As entertaining and challenging as it can be, Orcs Must Die 3 just feels like it’s missing something. It might be the multiplayer component – you can play it co-operatively, but only online. There’s no couch co-op, which feels particularly egregious – so much of this game is built for hectic fun with a friend, and Robot Entertainment have really missed a trick by omitting it.
What doesn’t help it how slowly it all starts out. Progress comes at a crawl, and it seems to stay simple for far too long. You don’t actually make enough cash in the battles to employ any particularly interesting combinations of traps, and by the time you get to that point, you’re probably already bored or on the final wave. I’d go so far as to say if you’ve never played an Orcs Must Die game at all, this game has incredibly little to offer as an experience. If you have played the series previously, this is far from the best iteration – it’s actually a step back from Orcs Must Die 2.
The graphics have this strange plasticky sheen to them – like a filter’s been turned up to max to cover up graphical rough edges – and the user interface is basic and clunky. The menus are comparable to a knock-off Android mobile game, and it makes me wonder whether or not this was a sincere attempt to revitalise the series, or just the last-ditch attempt to wrench a few nostalgia pennies from the corpse.

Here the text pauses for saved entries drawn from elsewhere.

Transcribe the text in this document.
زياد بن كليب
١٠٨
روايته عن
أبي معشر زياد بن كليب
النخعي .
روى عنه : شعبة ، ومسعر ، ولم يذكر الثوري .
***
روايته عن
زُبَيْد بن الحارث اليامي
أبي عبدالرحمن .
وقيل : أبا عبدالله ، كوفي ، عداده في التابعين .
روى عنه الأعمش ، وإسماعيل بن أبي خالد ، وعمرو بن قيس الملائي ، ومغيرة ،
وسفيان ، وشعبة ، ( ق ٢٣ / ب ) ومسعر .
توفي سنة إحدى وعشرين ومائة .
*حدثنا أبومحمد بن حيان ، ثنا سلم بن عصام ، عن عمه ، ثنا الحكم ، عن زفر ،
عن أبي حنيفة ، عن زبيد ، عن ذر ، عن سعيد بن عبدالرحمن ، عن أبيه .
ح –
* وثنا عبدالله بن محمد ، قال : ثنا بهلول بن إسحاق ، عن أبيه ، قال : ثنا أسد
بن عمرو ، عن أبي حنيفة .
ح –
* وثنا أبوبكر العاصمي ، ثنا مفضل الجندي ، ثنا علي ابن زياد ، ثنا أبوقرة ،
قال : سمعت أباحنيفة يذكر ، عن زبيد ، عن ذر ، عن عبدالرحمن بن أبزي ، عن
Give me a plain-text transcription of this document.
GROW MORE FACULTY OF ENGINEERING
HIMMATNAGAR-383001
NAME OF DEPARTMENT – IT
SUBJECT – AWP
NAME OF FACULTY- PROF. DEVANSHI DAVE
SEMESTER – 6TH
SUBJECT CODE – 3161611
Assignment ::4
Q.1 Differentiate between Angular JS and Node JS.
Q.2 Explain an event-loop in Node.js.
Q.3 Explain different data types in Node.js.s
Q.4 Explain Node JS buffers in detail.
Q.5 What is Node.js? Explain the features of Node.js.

Orcs Must Die 3 overall thoughts
I played Orcs Must Die 1+2 to death. They were almost endlessly entertaining at the time, but now we’re looking at the gaming equivalent of Red Hot Chili Peppers – ten years later, still playing the same old songs they were before. Except the Chili Peppers have at least stayed around the same quality with age. Orcs Must Die 3 is more like modern day Vince Neil (is that the first time Mötley Crüe have been used to insult a game? Probably not). You want it to be good, and sometimes it is. But most of the time it’s just eh.